Nessa vila do distrito de Aveiro, a avenida principal costumava exibir várias dezenas de pessoas acedendo a lojas, cafés, supermercados e espaços de referência como o Convento, os CTT e a câmara municipal, mas hoje as esplanadas estavam muito menos concorridas, os bancos de jardim quase vazios e, ao identificar-se um ou outro cidadão de passagem, a maioria usava máscara, mesmo estando ao ar livre.
Numa das esplanadas que se apresentava lotada a semana passada, antes do súbito aumento local de casos de infeção pelo vírus SARS-CoV-2, seis senhoras que já tinham bebido o café voltaram a colocar as respetivas máscaras e mostravam-se satisfeitas por notarem a vila menos ocupada.
Maria Rosa Vieira tem 84 anos e, mais expedita do que as suas jovens companheiras, admitia com boa-disposição que sente falta do convívio social, "porque estava habituada a andar ao laréu", mas reconhece que a situação atual "é preocupante" e considera positivo que a população tenha voltado a resguardar-se.
"As pessoas não têm cuidado e ficámos nesta situação. Deviam ter-se prevenido antes de o 'animal' cá chegar. Em meio ano, contando todas as visitas que fiz à vila, com esta faz quatro vezes. [No resto do tempo] estou em casa. Se muita gente fizesse assim, não chegávamos onde chegámos", argumenta, sem dramatismos, através de uma máscara azul.
Mais assustadas parecem as Idalinas: a de sobrenome Gonçalves é comerciante, a de apelido Quaresma é funcionária numa confeitaria e ambas se mostram apreensivas, não apenas quanto aos riscos de contágio, mas sobretudo pelos efeitos da pandemia no comércio local.
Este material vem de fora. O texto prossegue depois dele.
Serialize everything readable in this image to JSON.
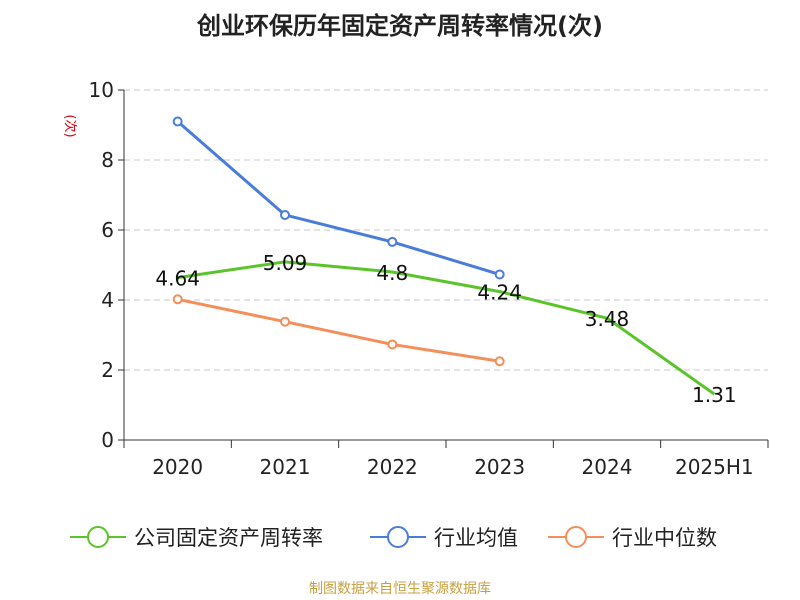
{
  "title": "创业环保历年固定资产周转率情况(次)",
  "source": "制图数据来自恒生聚源数据库",
  "colors": {
    "company": "#5CC42B",
    "industry_avg": "#4A7DDB",
    "industry_median": "#F58E5A",
    "axis": "#333333",
    "grid": "#C8C8C8",
    "unit_label": "#D9000F",
    "source": "#C9A040"
  },
  "chart_data": {
    "type": "line",
    "title": "创业环保历年固定资产周转率情况(次)",
    "ylabel": "(次)",
    "xlabel": "",
    "ylim": [
      0,
      10
    ],
    "yticks": [
      0,
      2,
      4,
      6,
      8,
      10
    ],
    "grid": true,
    "legend_position": "bottom",
    "categories": [
      "2020",
      "2021",
      "2022",
      "2023",
      "2024",
      "2025H1"
    ],
    "series": [
      {
        "name": "公司固定资产周转率",
        "color": "#5CC42B",
        "values": [
          4.64,
          5.09,
          4.8,
          4.24,
          3.48,
          1.31
        ],
        "show_labels": true,
        "markers": "hidden"
      },
      {
        "name": "行业均值",
        "color": "#4A7DDB",
        "values": [
          9.1,
          6.43,
          5.66,
          4.73,
          null,
          null
        ],
        "show_labels": false,
        "markers": "circle"
      },
      {
        "name": "行业中位数",
        "color": "#F58E5A",
        "values": [
          4.02,
          3.38,
          2.73,
          2.25,
          null,
          null
        ],
        "show_labels": false,
        "markers": "circle"
      }
    ]
  }
}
"Depois de começarem a divulgar notícias [sobre o número de infetados nos Bombeiros de Arouca e no Lar de Alvarenga], as pessoas ficaram com medo. Desde sexta-feira, nota-se uma quebra [de afluência à vila] mesmo acentuada", diz Idalina Quaresma.
Culpas não apontam a ninguém em específico, mas existem. "No geral, toda a gente facilitou um bocadinho: nas esplanadas não se estava muito com máscara, nos convívios familiares também não. Todos falharam", lamenta Idalina Gonçalves.
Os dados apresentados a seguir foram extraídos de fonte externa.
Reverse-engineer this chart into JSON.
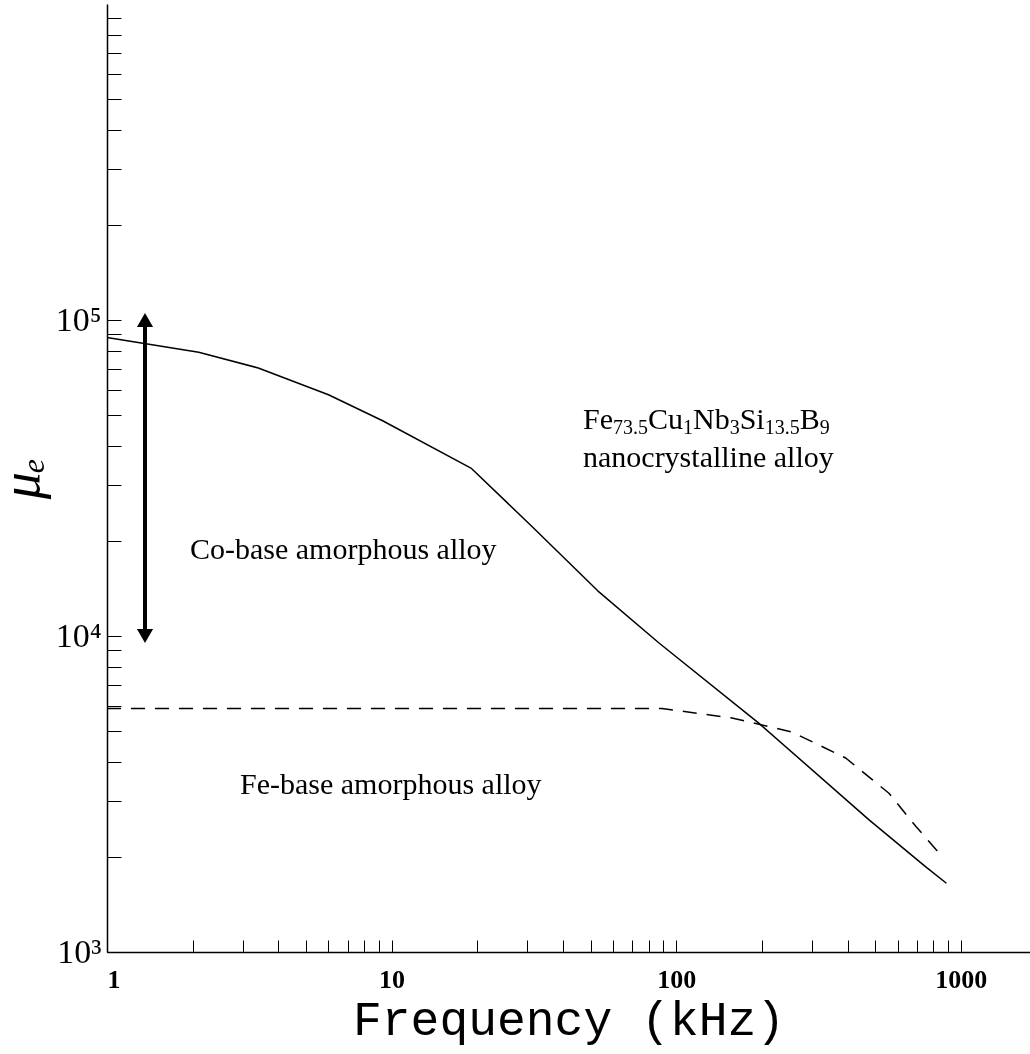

Antecipando a abertura das escolas e a aproximação do inverno, o medo é agora encarado como bom conselheiro. "As pessoas estão um bocadinho mais contidas, começam a ficar mais assustadas e vão cooperar mais, no sentido de se evitar ajuntamentos e manter as distâncias", argumenta Idalina Quaresma.
"Mas ficarmos sempre em casa também não é solução", realça a Idalina comerciante, notando que "o Estado não pode suportar as despesas de toda a gente e os patrões também não".
Alguns comerciantes do centro da vila recusaram entrevistas para não se mostrarem "desanimados" nem contribuírem para uma divulgação noticiosa a que atribuem “exageros” no tratamento da situação epidemiológica local, mas esse não é o caso de Alberto Santos. Enquanto corta o cabelo de um cliente, esse barbeiro diz à Lusa que as notícias mais recentes sobre os casos de COVID-19 em Arouca não tiveram efeitos no seu estabelecimento, que se mantém com a mesma procura, mas reconhece como inesperado o aumento súbito das infeções: “Foi uma surpresa para mim e para toda a gente porque aqui não havia praticamente nada”.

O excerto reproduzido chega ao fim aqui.